Tomorrow morning, one couple, John and Kat, will be married, and one, Jack and Catherine, divorced. Are they the same couple separated by ten years? Or are they representative characters of love and aspiration among the middles classes. Are they English or American?
God is always in the detail, but not in any great detail, in Laurence Mark Wythe’s decently composed but finally anodyne, all-purpose song cycle, given a lavish (by fringe standards), smart and attentive production by Robert McWhir, four years after its New End Theatre premiere.
Chris de Wilde’s set is an Advent calendar of beige doors that open to reveal props and mementoes and, in a vocal tango, some clues to secrets of addiction to food, lingerie and porn. And it’s not only when it’s fairly funny do you think of Sondheim doing this sort of number so much better.
There’s a four-piece band led by David Randall on keyboards. The actor/singers are miked, which seems insane in such a tiny room.
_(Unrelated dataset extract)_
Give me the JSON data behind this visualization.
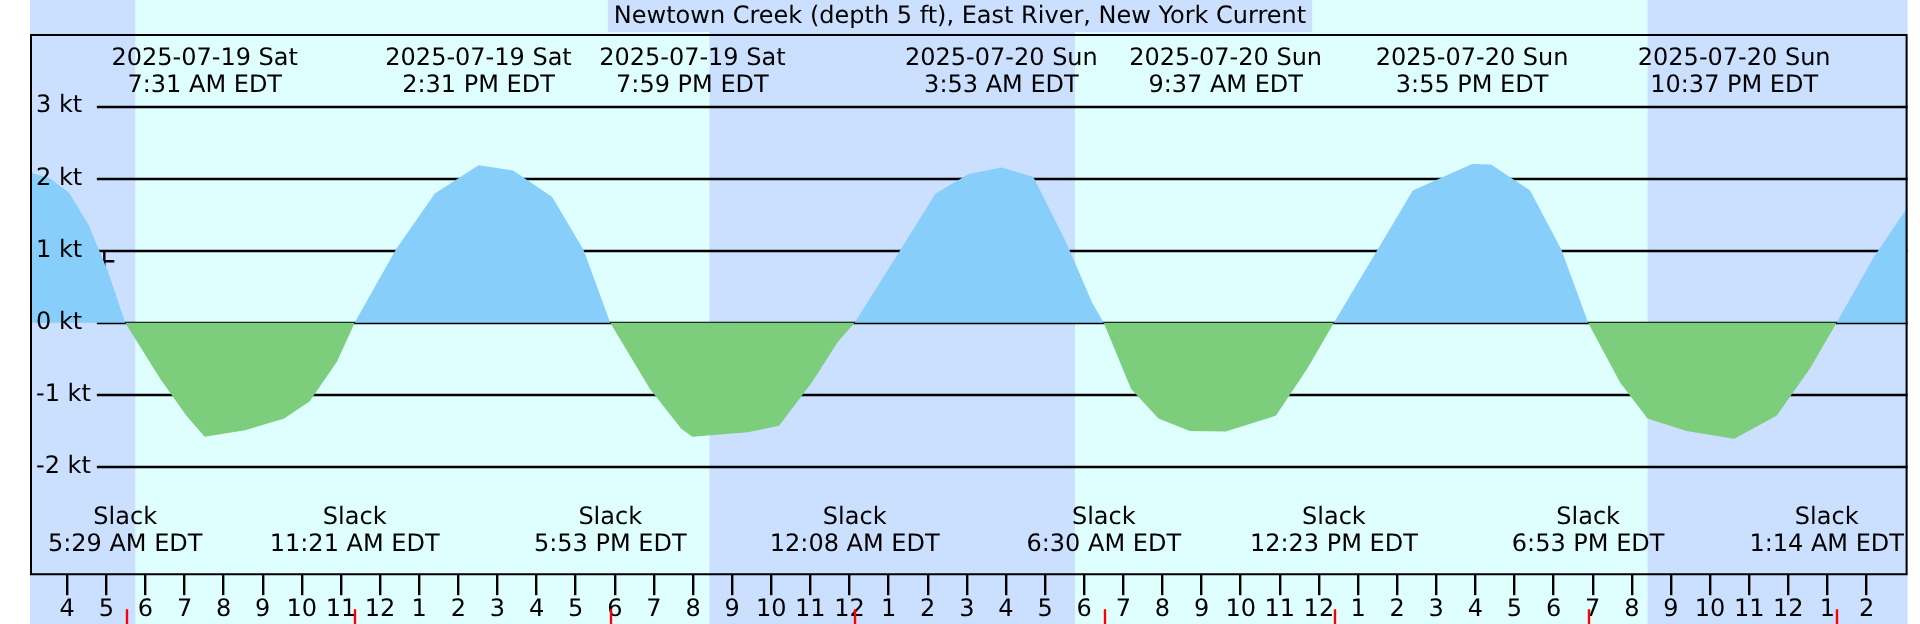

One of the pleasures of close-up, intimate theatre, is the natural voice, and a highlight here is their inter-mingling in a memory number; but the sound system guarantees an unnecessary musical harshness.
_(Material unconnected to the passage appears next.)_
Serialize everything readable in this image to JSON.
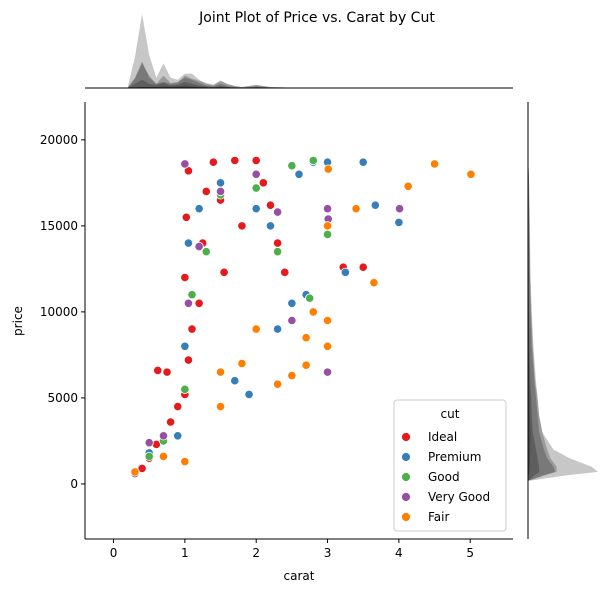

Still, the singers are strongly differentiated and all pretty good, especially Julie Atherton as the expectant Kat and Jon Lee, formerly of S Club 7, as John, the wannabe screenwriter; Yvette Robinson and Grant Neal find mellower strains in their older, more cynical, selves.
Big moments, such as Kat’s “Girl in the Mirror” are not all that big, but a shared paternal pride duet is surprisingly touching, suddenly. The music and lyrics are always competent, sometimes clever but, as a whole, the show sounds like something ordered in a catalogue.